Großzügige Treppenstufen zum Sitzen und Liegen und ein Zugang zum Wasser – das ist der Plan der Gemeinde, dem auch die Politik bereits zugestimmt hat.

Arnim Roß

Der Bereich am Unteren Struthweg habe durch den Edeka-Neubau eine Aufwertung erfahren, sagt Bürgermeister Arnim Roß (SPD). „Er ist wenig befahren, aber dort sind viele Fußgänger unterwegs.“ Ursprünglich habe man vorgehabt, den Fußweg entlang der Losse zu verlängern, berichtet Eva Grulms-Odoj vom Bauamt auf Nachfrage der HNA. „Da die Grundstücke, wo der Weg entlang führen sollte, aber nicht der Gemeinde gehören, hätte man einzelne Stücke ankaufen müssen.“ Das wiederum sei zu aufwändig gewesen.

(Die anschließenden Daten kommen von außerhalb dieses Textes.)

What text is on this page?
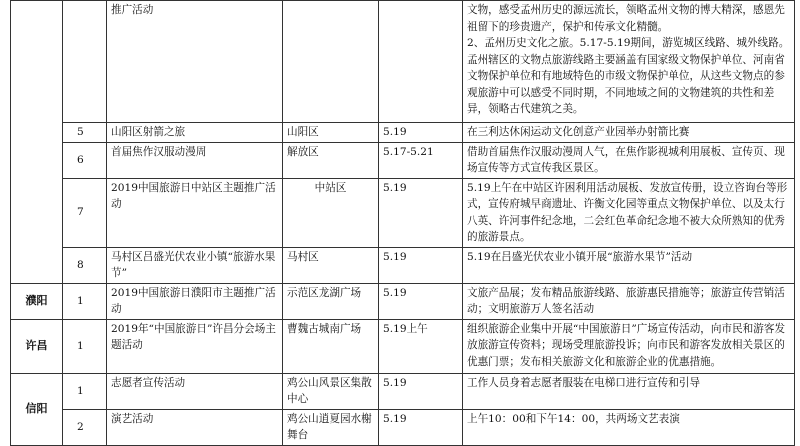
		推广活动			文物，感受孟州历史的源远流长，领略孟州文物的博大精深，感恩先祖留下的珍贵遗产，保护和传承文化精髓。
2、孟州历史文化之旅。5.17-5.19期间，游览城区线路、城外线路。孟州辖区的文物点旅游线路主要涵盖有国家级文物保护单位、河南省文物保护单位和有地域特色的市级文物保护单位，从这些文物点的参观旅游中可以感受不同时期，不同地域之间的文物建筑的共性和差异，领略古代建筑之美。
	5	山阳区射箭之旅	山阳区	5.19	在三利达休闲运动文化创意产业园举办射箭比赛
	6	首届焦作汉服动漫周	解放区	5.17-5.21	借助首届焦作汉服动漫周人气，在焦作影视城利用展板、宣传页、现场宣传等方式宣传我区景区。
	7	2019中国旅游日中站区主题推广活动	中站区	5.19	5.19上午在中站区许困利用活动展板、发放宣传册，设立咨询台等形式，宣传府城早商遗址、许衡文化园等重点文物保护单位、以及太行八英、许河事件纪念地，二会红色革命纪念地不被大众所熟知的优秀的旅游景点。
	8	马村区吕盛光伏农业小镇“旅游水果节”	马村区	5.19	5.19在吕盛光伏农业小镇开展“旅游水果节”活动
濮阳	1	2019中国旅游日濮阳市主题推广活动	示范区龙湖广场	5.19	文旅产品展；发布精品旅游线路、旅游惠民措施等；旅游宣传营销活动；文明旅游万人签名活动
许昌	1	2019年“中国旅游日”许昌分会场主题活动	曹魏古城南广场	5.19上午	组织旅游企业集中开展“中国旅游日”广场宣传活动，向市民和游客发放旅游宣传资料；现场受理旅游投诉；向市民和游客发放相关景区的优惠门票；发布相关旅游文化和旅游企业的优惠措施。
信阳	1	志愿者宣传活动	鸡公山风景区集散中心	5.19	工作人员身着志愿者服装在电梯口进行宣传和引导
	2	演艺活动	鸡公山逍夏园水榭舞台	5.19	上午10：00和下午14：00，共两场文艺表演
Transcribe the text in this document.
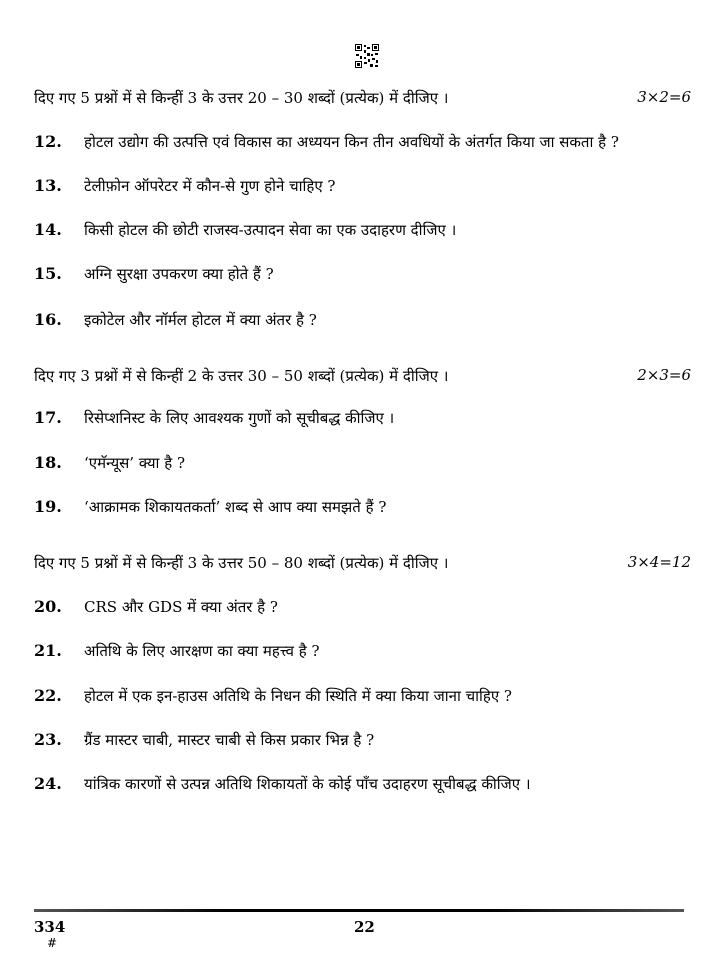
दिए गए 5 प्रश्नों में से किन्हीं 3 के उत्तर 20 – 30 शब्दों (प्रत्येक) में दीजिए ।	3×2=6
12. होटल उद्योग की उत्पत्ति एवं विकास का अध्ययन किन तीन अवधियों के अंतर्गत किया जा सकता है ?
13. टेलीफ़ोन ऑपरेटर में कौन-से गुण होने चाहिए ?
14. किसी होटल की छोटी राजस्व-उत्पादन सेवा का एक उदाहरण दीजिए ।
15. अग्नि सुरक्षा उपकरण क्या होते हैं ?
16. इकोटेल और नॉर्मल होटल में क्या अंतर है ?
दिए गए 3 प्रश्नों में से किन्हीं 2 के उत्तर 30 – 50 शब्दों (प्रत्येक) में दीजिए ।	2×3=6
17. रिसेप्शनिस्ट के लिए आवश्यक गुणों को सूचीबद्ध कीजिए ।
18. ‘एमॅन्यूस’ क्या है ?
19. ‘आक्रामक शिकायतकर्ता’ शब्द से आप क्या समझते हैं ?
दिए गए 5 प्रश्नों में से किन्हीं 3 के उत्तर 50 – 80 शब्दों (प्रत्येक) में दीजिए ।	3×4=12
20. CRS और GDS में क्या अंतर है ?
21. अतिथि के लिए आरक्षण का क्या महत्त्व है ?
22. होटल में एक इन-हाउस अतिथि के निधन की स्थिति में क्या किया जाना चाहिए ?
23. ग्रैंड मास्टर चाबी, मास्टर चाबी से किस प्रकार भिन्न है ?
24. यांत्रिक कारणों से उत्पन्न अतिथि शिकायतों के कोई पाँच उदाहरण सूचीबद्ध कीजिए ।
334	22
#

Da der Platz an der Losse, wo es früher mal einen Spielplatz gab, wegen der Sitzgelegenheiten zum Verweilen einlädt, hatte man die Idee, den Platz neu zu gestalten – um junge und alte Menschen dorthin einzuladen.

Zwei Varianten

Dafür gebe es aktuell zwei Varianten, die auch unterschiedlich aussehen und im Preis voneinander abweichen. Eine Möglichkeit wäre es, die bestehenden Bänke dort stehen zu lassen und weitere Elemente hinzuzufügen. Im Gespräch seien eine Pergola aus Stahl, um die sich Pflanzen ranken sollen sowie eine besondere Bodenpflasterung – etwa im Wechsel Natursteinpflaster und Betinsteinplatten.

Eine andere Variante sieht vor, die Sitzbänke zu versetzen. Hier könne sich allerdings auch noch etwas ändern, gibt Grulms-Odoj zu bedenken. „Es sind bislang Ideen und Entwürfe.“ Beide Entwürfe vereint: Am Ufer der Losse sollen Treppenstufen angelegt werden, die den Zugang zum Wasser ermöglichen. Mit der Unteren Wasserbehörde sei dies bereits abgestimmt, heißt es in der Vorlage.

Bereits jetzt sorge die Gemeinde dafür, das Gras im Uferbereich kurz zu halten, damit die Losse wahrgenommen werden kann, so Grulms-Odoj. Zeichnerisch umgesetzt hat die Ideen das Planungsbüro akp in Kassel, das das Förderprogramm Stadtumbau West begleitet und auch den Auftrag für die Umsetzung erhalten soll.

Kosten: 50.000 Euro

Welche Variante letztlich gewählt wird, soll der Bauausschuss im Herbst entscheiden. Für die gesamte Umgestaltung sind etwa 50 000 Euro berechnet. Etwa 28 Prozent davon (14 000 Euro ) würde die Gemeinde tragen, eine Förderung von etwa 72 Prozent sei bereits bewilligt, so Bürgermeister Arnim Roß.